The ECB and national competent authorities will examine instant payment resilience as a priority area, given the public visibility of instant payment failures and the systemic importance of payment infrastructure.
Key Takeaways
- Instant payments eliminate maintenance windows and require 24/7/365 availability at 99.99%+ levels. Traditional availability targets are insufficient.
- RTO must be near-zero, RPO must be zero for instant settlement engines. Active-active architecture with synchronous replication is required.
- Every component in the 10-second settlement chain must meet sub-second performance under all conditions, including peak load and partial failure.
- Art. 24-27 testing must validate real-time resilience: load testing at 3x peak, automated failover with zero transaction loss, dependency degradation handling.
- Third-party dependencies (sanctions screening, fraud detection, clearing infrastructure) must meet the same real-time SLA. Manage under Art. 28.
- Any outage is an incident.
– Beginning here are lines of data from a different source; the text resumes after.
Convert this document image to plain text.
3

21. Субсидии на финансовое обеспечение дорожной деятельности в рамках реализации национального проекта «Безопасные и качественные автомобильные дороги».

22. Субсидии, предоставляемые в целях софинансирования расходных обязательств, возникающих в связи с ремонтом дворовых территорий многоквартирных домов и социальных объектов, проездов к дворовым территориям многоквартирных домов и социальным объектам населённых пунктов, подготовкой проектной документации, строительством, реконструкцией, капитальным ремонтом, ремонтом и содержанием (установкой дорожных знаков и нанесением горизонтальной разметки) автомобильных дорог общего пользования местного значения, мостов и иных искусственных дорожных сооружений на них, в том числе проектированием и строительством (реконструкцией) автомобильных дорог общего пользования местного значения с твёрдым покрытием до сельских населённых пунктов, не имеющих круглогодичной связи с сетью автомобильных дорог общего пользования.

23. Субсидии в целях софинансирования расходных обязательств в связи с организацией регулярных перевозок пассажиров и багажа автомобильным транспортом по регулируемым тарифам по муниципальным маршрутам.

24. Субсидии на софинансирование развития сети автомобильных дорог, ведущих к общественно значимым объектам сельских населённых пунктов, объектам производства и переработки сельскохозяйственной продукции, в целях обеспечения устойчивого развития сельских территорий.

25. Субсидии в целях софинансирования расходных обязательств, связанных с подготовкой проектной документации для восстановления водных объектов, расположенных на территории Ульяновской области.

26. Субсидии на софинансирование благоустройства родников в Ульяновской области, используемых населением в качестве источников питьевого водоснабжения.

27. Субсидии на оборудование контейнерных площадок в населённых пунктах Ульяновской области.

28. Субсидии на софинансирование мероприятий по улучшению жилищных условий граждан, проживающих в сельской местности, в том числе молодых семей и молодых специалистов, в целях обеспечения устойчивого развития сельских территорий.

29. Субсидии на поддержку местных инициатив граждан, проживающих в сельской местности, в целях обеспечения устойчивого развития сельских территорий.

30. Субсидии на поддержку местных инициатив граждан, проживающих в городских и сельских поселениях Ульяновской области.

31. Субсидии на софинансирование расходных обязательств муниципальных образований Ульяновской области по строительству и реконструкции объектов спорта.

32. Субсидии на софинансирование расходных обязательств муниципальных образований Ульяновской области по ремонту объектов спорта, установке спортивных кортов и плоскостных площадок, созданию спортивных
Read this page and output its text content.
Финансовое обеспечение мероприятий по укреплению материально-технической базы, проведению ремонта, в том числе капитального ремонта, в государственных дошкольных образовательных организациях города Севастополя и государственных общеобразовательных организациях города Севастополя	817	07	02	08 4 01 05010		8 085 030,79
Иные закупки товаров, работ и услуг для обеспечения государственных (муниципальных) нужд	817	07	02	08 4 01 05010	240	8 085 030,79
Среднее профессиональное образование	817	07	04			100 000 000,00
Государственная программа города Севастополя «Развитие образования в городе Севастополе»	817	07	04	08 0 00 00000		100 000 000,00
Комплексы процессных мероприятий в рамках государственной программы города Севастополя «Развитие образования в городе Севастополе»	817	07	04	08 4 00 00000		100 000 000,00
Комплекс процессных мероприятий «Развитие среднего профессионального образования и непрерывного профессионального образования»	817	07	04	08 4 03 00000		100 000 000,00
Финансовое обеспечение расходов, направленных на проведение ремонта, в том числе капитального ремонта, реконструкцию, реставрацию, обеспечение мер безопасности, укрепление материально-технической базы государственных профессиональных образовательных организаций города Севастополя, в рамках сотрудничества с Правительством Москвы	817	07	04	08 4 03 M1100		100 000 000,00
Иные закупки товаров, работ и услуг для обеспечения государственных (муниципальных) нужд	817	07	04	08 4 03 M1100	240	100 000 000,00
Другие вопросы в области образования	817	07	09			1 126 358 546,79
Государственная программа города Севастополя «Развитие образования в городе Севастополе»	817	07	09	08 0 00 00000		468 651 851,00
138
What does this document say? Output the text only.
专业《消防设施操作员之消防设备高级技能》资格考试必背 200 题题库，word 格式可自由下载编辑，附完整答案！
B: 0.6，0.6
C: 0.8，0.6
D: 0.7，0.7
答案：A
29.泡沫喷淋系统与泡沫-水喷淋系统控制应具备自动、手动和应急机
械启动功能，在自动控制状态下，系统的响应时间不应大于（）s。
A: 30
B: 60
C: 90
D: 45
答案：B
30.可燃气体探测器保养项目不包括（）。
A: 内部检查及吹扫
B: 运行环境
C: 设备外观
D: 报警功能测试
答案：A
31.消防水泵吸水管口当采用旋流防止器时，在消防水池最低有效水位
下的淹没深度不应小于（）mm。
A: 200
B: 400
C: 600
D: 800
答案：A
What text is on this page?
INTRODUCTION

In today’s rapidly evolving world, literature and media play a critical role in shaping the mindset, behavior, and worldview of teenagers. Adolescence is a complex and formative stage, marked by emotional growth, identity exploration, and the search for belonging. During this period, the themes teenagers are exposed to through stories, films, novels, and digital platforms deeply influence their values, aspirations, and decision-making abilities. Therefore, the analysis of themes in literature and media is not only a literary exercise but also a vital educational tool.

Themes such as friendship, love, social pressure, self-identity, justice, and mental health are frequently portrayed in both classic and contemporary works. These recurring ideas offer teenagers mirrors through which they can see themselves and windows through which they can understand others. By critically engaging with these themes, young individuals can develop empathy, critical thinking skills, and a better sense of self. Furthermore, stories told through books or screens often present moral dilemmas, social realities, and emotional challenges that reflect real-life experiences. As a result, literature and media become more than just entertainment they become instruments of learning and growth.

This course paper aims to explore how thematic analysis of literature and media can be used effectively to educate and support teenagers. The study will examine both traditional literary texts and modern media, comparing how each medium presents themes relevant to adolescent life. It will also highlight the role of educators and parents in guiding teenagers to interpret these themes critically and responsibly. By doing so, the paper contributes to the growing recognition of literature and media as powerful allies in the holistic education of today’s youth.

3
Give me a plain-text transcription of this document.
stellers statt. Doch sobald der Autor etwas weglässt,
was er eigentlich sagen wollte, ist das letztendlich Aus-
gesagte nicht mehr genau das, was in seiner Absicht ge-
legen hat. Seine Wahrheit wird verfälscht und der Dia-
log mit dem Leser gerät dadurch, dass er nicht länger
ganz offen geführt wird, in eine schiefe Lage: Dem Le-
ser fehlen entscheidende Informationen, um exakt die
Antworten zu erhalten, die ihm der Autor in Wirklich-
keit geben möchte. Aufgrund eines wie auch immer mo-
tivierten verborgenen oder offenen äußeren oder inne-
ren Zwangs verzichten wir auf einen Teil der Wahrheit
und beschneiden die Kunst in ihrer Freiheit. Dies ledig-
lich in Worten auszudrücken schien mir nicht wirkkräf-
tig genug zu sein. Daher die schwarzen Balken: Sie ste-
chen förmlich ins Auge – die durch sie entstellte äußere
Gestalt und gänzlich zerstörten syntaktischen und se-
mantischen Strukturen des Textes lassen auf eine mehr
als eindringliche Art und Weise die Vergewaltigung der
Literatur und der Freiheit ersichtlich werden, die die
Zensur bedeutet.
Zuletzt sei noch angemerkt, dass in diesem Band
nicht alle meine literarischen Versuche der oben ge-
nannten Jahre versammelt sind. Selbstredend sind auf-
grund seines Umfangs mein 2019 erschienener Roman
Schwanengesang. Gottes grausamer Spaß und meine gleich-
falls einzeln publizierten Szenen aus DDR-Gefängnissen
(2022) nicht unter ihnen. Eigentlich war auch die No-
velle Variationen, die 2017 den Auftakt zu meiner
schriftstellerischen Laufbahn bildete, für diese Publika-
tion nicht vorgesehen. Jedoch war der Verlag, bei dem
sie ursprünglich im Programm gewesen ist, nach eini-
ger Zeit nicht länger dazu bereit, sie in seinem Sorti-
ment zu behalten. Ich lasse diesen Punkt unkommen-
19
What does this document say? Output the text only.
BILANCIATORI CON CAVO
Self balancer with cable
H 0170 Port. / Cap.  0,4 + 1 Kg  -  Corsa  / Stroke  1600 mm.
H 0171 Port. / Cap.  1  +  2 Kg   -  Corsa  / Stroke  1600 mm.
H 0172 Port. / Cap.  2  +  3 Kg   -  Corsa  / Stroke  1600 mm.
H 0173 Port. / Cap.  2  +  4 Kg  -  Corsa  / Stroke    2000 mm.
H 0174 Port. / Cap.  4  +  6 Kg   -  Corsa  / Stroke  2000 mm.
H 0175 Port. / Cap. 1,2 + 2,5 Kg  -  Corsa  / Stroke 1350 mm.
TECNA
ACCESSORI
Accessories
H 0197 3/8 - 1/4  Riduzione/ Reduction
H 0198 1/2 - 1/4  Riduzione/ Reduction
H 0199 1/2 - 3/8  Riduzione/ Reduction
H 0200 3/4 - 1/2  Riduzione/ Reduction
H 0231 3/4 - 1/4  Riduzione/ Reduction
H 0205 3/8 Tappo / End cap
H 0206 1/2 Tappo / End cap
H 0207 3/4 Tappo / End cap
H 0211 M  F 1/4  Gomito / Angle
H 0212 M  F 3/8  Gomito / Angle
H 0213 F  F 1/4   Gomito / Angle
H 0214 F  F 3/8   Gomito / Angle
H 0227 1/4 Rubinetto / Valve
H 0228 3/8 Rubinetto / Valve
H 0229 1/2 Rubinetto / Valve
Art. 17 classification thresholds are lower for always-on services.
Resume en francais
Le reglement europeen sur les paiements instantanes impose que tous les prestataires de services de paiement offrent des virements SEPA instantanes reglant en moins de 10 secondes, 24/7/365. Cela elimine les fenetres de maintenance et exige une disponibilite de 99,99 %+. Sous DORA, l'article 7 impose des systemes fiables — ce qui signifie une architecture active-active sans temps d'arret. L'article 11 exige des plans de continuite avec un RTO proche de zero et un RPO de zero pour les moteurs de reglement instantane. L'article 24-27 exige des tests validant la resilience en temps reel : tests de charge a 3x le volume de pointe, basculement automatique sans perte de transaction, degradation gracieuse des dependances. Chaque composant de la chaine de reglement (initiation, fraude, sanctions, validation, reglement, confirmation) doit respecter des objectifs de performance infra-seconde. Les dependances tierces (criblage des sanctions, detection de fraude, infrastructure de compensation) doivent respecter le meme SLA temps reel et etre gerees sous l'article 28. Toute interruption est un incident sous l'article 17, car le service est en operation permanente avec des clients impactes a chaque seconde d'indisponibilite.